Ein Gottesdienst wird zum Albtraum
Es sollte ein friedlicher Start ins neue Schuljahr werden. Doch während eines Gottesdienstes in der Annunciation Catholic School in Minneapolis eröffnete ein 23-jähriger Täter das Feuer durch die Kirchenfenster. Wie die Tagesschau berichtet, starben zwei Kinder im Alter von acht und zehn Jahren noch am Tatort. 14 weitere Kinder und drei Erwachsene wurden verletzt, einige von ihnen schweben in Lebensgefahr.
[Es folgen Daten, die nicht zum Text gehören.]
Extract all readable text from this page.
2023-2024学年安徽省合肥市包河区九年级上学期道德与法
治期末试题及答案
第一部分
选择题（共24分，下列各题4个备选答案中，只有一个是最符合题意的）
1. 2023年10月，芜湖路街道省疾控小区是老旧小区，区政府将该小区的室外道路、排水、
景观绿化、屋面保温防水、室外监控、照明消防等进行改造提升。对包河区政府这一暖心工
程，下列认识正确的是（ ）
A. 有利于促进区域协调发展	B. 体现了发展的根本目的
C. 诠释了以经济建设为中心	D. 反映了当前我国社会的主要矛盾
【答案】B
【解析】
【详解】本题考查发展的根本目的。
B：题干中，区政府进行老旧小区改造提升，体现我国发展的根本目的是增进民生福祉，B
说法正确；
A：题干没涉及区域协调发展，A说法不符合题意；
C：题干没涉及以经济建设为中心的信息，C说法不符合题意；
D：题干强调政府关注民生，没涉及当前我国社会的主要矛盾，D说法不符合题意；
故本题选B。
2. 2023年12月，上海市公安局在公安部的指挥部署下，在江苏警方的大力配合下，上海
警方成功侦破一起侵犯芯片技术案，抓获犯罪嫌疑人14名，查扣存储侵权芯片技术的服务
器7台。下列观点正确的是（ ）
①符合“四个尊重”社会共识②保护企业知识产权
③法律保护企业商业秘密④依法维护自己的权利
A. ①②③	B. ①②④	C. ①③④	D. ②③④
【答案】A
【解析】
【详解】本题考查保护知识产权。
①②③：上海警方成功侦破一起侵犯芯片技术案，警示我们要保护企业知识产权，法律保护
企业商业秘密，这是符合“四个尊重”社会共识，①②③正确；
Hass und Terror: Die Motive des Täters
Die US-Bundespolizei FBI stuft die Tat als möglichen inländischen Terrorakt ein. Laut FBI-Chef Kash Patel, zitiert von ORF.at, deuten Beweise auf ein Hassverbrechen hin. Der Täter hinterließ ein Manifest und beschriftete seine Waffen mit verstörenden Botschaften wie „Wo ist Dein Gott?“ und „Tötet Donald Trump“. Auch antisemitische und antikatholische Parolen wurden gefunden, wie SRF berichtet.
Ein Täter mit dunkler Vergangenheit
Der Schütze, der sich nach der Tat das Leben nahm, war kein Unbekannter. Laut taz hatte er die Schule selbst besucht und offenbar gezielt diesen Ort für seinen Angriff gewählt. Die Polizei fand in seinem Besitz mehrere legal erworbene Waffen, darunter ein Gewehr, eine Schrotflinte und eine Pistole. Zudem wurden in seinem Zuhause weitere Waffen und ein Notizbuch mit wirren Einträgen sichergestellt.
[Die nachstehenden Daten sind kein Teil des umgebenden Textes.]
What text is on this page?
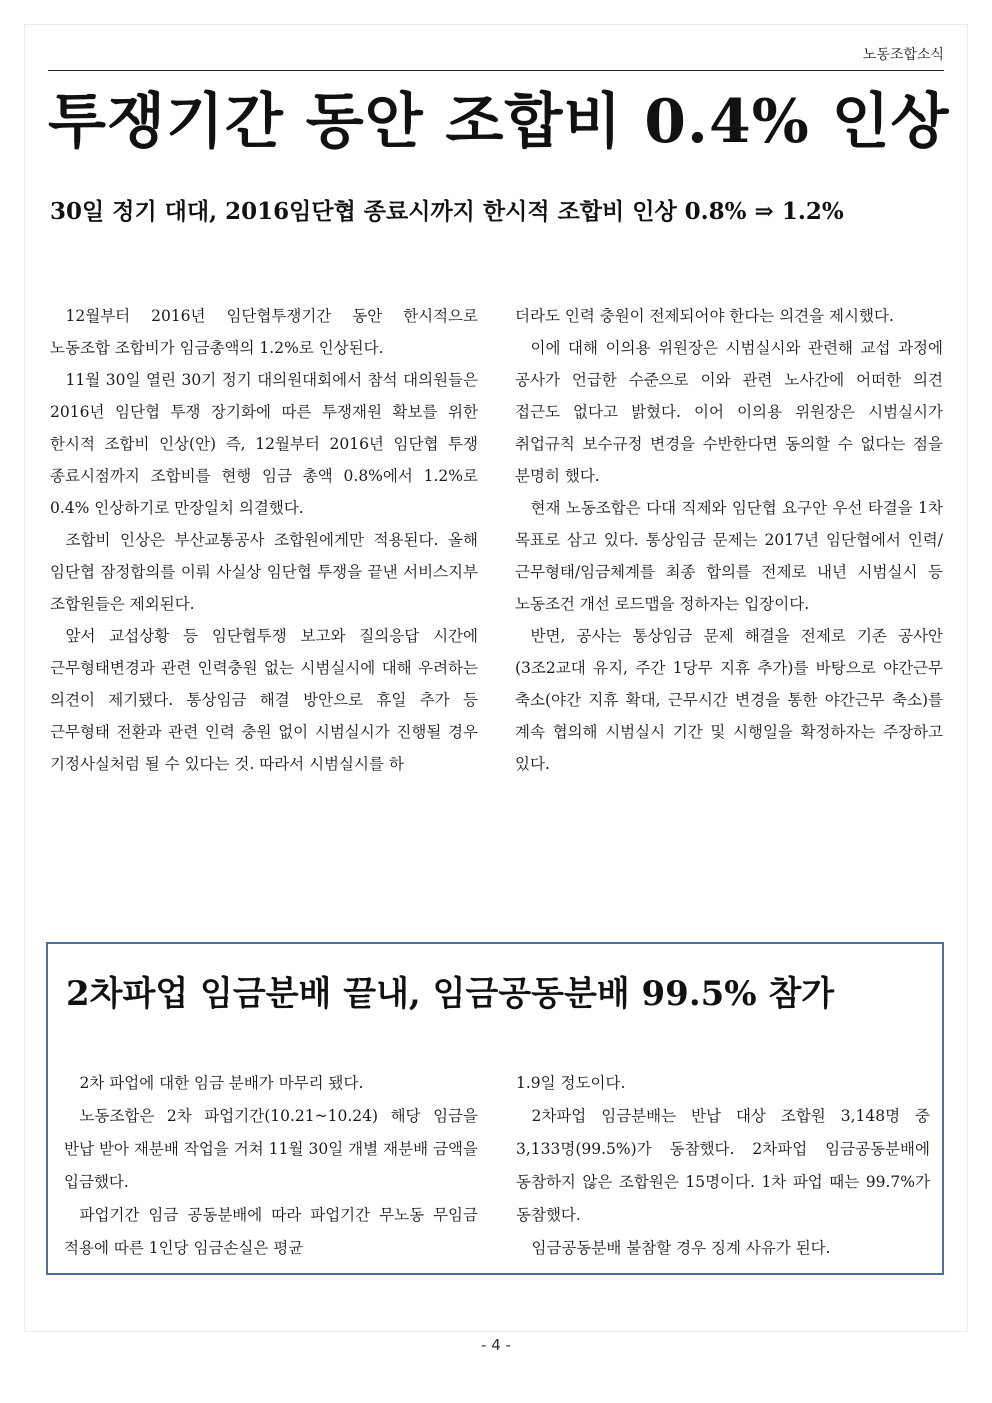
노동조합소식
투쟁기간 동안 조합비 0.4% 인상
30일 정기 대대, 2016임단협 종료시까지 한시적 조합비 인상 0.8% ⇒ 1.2%

12월부터 2016년 임단협투쟁기간 동안 한시적으로 노동조합 조합비가 임금총액의 1.2%로 인상된다.

11월 30일 열린 30기 정기 대의원대회에서 참석 대의원들은 2016년 임단협 투쟁 장기화에 따른 투쟁재원 확보를 위한 한시적 조합비 인상(안) 즉, 12월부터 2016년 임단협 투쟁 종료시점까지 조합비를 현행 임금 총액 0.8%에서 1.2%로 0.4% 인상하기로 만장일치 의결했다.

조합비 인상은 부산교통공사 조합원에게만 적용된다. 올해 임단협 잠정합의를 이뤄 사실상 임단협 투쟁을 끝낸 서비스지부 조합원들은 제외된다.

앞서 교섭상황 등 임단협투쟁 보고와 질의응답 시간에 근무형태변경과 관련 인력충원 없는 시범실시에 대해 우려하는 의견이 제기됐다. 통상임금 해결 방안으로 휴일 추가 등 근무형태 전환과 관련 인력 충원 없이 시범실시가 진행될 경우 기정사실처럼 될 수 있다는 것. 따라서 시범실시를 하

더라도 인력 충원이 전제되어야 한다는 의견을 제시했다.

이에 대해 이의용 위원장은 시범실시와 관련해 교섭 과정에 공사가 언급한 수준으로 이와 관련 노사간에 어떠한 의견 접근도 없다고 밝혔다. 이어 이의용 위원장은 시범실시가 취업규칙 보수규정 변경을 수반한다면 동의할 수 없다는 점을 분명히 했다.

현재 노동조합은 다대 직제와 임단협 요구안 우선 타결을 1차 목표로 삼고 있다. 통상임금 문제는 2017년 임단협에서 인력/근무형태/임금체계를 최종 합의를 전제로 내년 시범실시 등 노동조건 개선 로드맵을 정하자는 입장이다.

반면, 공사는 통상임금 문제 해결을 전제로 기존 공사안(3조2교대 유지, 주간 1당무 지휴 추가)를 바탕으로 야간근무 축소(야간 지휴 확대, 근무시간 변경을 통한 야간근무 축소)를 계속 협의해 시범실시 기간 및 시행일을 확정하자는 주장하고 있다.

2차파업 임금분배 끝내, 임금공동분배 99.5% 참가

2차 파업에 대한 임금 분배가 마무리 됐다.

노동조합은 2차 파업기간(10.21~10.24) 해당 임금을 반납 받아 재분배 작업을 거쳐 11월 30일 개별 재분배 금액을 입금했다.

파업기간 임금 공동분배에 따라 파업기간 무노동 무임금 적용에 따른 1인당 임금손실은 평균

1.9일 정도이다.

2차파업 임금분배는 반납 대상 조합원 3,148명 중 3,133명(99.5%)가 동참했다. 2차파업 임금공동분배에 동참하지 않은 조합원은 15명이다. 1차 파업 때는 99.7%가 동참했다.

임금공동분배 불참할 경우 징계 사유가 된다.

- 4 -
Politische und religiöse Reaktionen
Die Tat hat weltweit Entsetzen ausgelöst. Papst Leo XIV. zeigte sich tief betroffen und sprach den Angehörigen der Opfer sein Beileid aus, wie Vatican News berichtet. US-Präsident Donald Trump ordnete an, die Flaggen auf Halbmast zu setzen, und rief die Nation zum Gebet auf, so die Tagesschau.
Ein Land in der Waffengewalt-Krise
Die Schießerei in Minneapolis ist nur ein weiteres tragisches Kapitel in der langen Geschichte der Waffengewalt in den USA. Laut taz gibt es in den Vereinigten Staaten mehr Schusswaffen als Einwohner. Die Diskussion um strengere Waffengesetze wird nach dieser Tragödie erneut aufflammen.